Wu A W
Department of Gastrointestinal Cancer, Unit Ⅲ, Peking University Cancer Hospital & Institute, Key Laboratory of Carcinogenesis and Translational Research (Ministry of Education), Bejing 100142, China.
Zhonghua Wei Chang Wai Ke Za Zhi. 2020 Mar 25;23(3):225-229. doi: 10.3760/cma.j.cn.441530-20200224-00076.
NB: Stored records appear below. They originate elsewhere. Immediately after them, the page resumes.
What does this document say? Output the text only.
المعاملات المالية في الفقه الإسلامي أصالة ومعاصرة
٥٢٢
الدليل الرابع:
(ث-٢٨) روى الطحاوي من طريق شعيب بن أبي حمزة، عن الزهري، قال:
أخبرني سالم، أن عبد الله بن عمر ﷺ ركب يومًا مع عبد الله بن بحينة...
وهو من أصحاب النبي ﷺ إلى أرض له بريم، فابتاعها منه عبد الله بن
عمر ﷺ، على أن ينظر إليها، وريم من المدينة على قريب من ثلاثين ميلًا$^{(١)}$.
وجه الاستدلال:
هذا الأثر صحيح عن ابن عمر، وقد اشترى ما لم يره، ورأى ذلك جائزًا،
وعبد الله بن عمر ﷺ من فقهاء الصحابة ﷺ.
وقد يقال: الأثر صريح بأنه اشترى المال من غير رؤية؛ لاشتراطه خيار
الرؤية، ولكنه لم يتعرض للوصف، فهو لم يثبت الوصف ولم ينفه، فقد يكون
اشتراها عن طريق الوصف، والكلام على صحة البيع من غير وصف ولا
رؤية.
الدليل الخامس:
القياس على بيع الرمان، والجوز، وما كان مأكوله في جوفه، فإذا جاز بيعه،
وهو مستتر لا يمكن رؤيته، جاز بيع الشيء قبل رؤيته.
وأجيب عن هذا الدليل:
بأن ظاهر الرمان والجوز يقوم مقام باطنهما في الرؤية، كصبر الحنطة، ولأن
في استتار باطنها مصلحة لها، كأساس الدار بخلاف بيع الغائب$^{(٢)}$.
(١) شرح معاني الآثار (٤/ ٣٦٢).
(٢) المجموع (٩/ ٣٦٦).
The comprehensive treatment of solid tumor has become a mature treatment model. Under this model, many tumors, such as breast cancer, anal squamous cell carcinoma, rectal gastrointestinal stromal tumor and rectal cancer, are undergoing the evolutionary process of reducing the extent of surgery and witnessing an increasing demand for organ preservation. Watch and wait (W&W) after neoadjuvant chemoradiation therapy (nCRT) for rectal cancer is a hot topic in recent years. Available data suggest that patients with clinical or expected pathologic complete remission who adopt a W&W strategy are more likely to achieve an outcome similar to surgery, but with a significant improvement in quality of life. From the perspective of the evolution of surgical oncology, it is necessary to conduct further researches on patient screening, strategy improvement, evaluation optimization, and risk control during implementation. Encouraging doctor-patient shared decision-making, adequate patient communication and informed consent, careful design and practice of clinical research, and accumulation of high-level evidence are crucial to this effort. The concept of "intentional W&W" will help to promote the researches, and we should also be alert to the challenges and risks in the implementation process.
实体肿瘤的综合治疗已成为一种成熟的治疗模式。在这种模式下,许多肿瘤,如乳腺癌、肛管鳞状细胞癌、直肠胃肠道间质瘤和直肠癌,正经历着手术范围缩小的演变过程,并且对器官保留的需求日益增加。直肠癌新辅助放化疗(nCRT)后的观察等待(W&W)是近年来的一个热门话题。现有数据表明,采用观察等待策略的临床或预期病理完全缓解的患者更有可能获得与手术相似的结果,但生活质量有显著改善。从外科肿瘤学的发展角度来看,有必要在实施过程中对患者筛选、策略改进、评估优化和风险控制进行进一步研究。鼓励医患共同决策、充分的患者沟通和知情同意、精心设计和开展临床研究以及积累高级别证据对这项工作至关重要。“有意观察等待”的概念将有助于推动相关研究,同时我们也应警惕实施过程中的挑战和风险。